The latest glimpse into the government's position on 'fire and rehire' came recently from Paul Scully MP, Parliamentary Under-Secretary of State for Business, Energy and Industrial Strategy: in parliament last month, Mr Scully suggested that, while the government holds it to be 'completely unacceptable' to use the threat of 'fire and re-hire' to put undue pressure on employees to agree to changes, and that it 'should only ever be used as an option of last resort', the government is keen not to overstep the mark in considering what, if any, government intervention is appropriate in commercial contractual matters between private parties.
But for now, and as the current law stands, the key two things for employers using the practice to consider are:
  1. Do they have a sound business reason for making the change? If so, they will likely be held to have 'some other substantial reason' as a potentially fair reason for dismissing employees who refuse to accept the new terms. The test for this is not what the employment tribunal considers a sound business reason, but that which a reasonable employer would consider so; and, whilst the change need not be crucial to the survival of the business to constitute a sound business reason, the employer must be able to adduce evidence as to the business reason for the change.

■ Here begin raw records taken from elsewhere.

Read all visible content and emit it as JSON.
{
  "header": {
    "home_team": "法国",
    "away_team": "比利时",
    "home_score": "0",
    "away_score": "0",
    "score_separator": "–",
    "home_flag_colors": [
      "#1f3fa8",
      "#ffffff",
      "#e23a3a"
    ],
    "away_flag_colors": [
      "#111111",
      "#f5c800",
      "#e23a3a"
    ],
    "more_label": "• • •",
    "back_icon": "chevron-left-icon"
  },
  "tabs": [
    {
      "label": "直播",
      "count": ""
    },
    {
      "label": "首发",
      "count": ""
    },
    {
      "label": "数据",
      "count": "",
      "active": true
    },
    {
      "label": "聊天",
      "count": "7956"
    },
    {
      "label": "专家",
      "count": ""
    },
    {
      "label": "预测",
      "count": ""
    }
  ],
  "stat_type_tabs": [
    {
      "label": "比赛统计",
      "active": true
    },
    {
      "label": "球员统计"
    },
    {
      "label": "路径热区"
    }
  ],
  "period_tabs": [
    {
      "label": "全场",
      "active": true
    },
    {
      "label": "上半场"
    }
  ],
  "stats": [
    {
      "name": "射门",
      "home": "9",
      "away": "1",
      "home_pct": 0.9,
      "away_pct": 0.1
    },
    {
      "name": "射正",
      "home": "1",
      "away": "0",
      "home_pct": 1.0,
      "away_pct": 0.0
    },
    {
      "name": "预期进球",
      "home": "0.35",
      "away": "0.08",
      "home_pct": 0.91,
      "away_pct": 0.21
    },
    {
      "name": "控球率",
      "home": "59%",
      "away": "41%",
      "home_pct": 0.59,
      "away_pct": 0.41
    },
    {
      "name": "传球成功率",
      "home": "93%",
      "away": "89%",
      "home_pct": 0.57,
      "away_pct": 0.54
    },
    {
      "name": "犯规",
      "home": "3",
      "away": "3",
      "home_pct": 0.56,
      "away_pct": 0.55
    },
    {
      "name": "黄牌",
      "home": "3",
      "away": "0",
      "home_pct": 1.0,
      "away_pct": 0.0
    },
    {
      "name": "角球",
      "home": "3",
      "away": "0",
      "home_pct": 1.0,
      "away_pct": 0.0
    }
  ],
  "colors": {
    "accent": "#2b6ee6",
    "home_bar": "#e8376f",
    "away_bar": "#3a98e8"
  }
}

  2. Have they followed a fair procedure, and undertaken a detailed consultation where necessary (collective consultation obligations apply when the change affects 20 employees or more), including considering any reasonable alternatives, before dismissing employees who refuse to accept the change? A dismissal for failure to agree to the new terms will almost always be unfair where the employer has not followed these steps, no matter how sound the business reason for the change.
In balancing the interests of the employer and employee in circumstances where an employee has been dismissed for failing to agree to proposed changes, an employment tribunal will typically take the following factors into account:
  • The employer's motives for introducing the changes
  • The employees' reasons for rejecting the changes
  • Whether the employees were given reasonable warning of the proposed changes
  • Whether the changes and full effect of those changes have been sufficiently and clearly explained to the employees
  • Whether the employer has undertaken an assessment of the impact of the changes on employees and whether it has considered alternatives to any changes
  • Whether the employer has attempted to obtain the employees' voluntary agreement to any of the changes
  • Whether a reasonable and genuine consultation process with the affected employees has taken place. This will include listening to their reasons for rejecting the changes, responding reasonably to objections and making concessions, where reasonable to do so
  • Whether a majority of the employees affected have accepted the changes
  • Whether any recognised trade union recommended or objected to the changes
Employers should therefore approach the use of the 'fire and rehire' tactic with caution, taking the above wide array of factors into account, and resourcing legal advice where necessary. They should also look out for an expected change to the law in this area, be it this year or in the following years to come.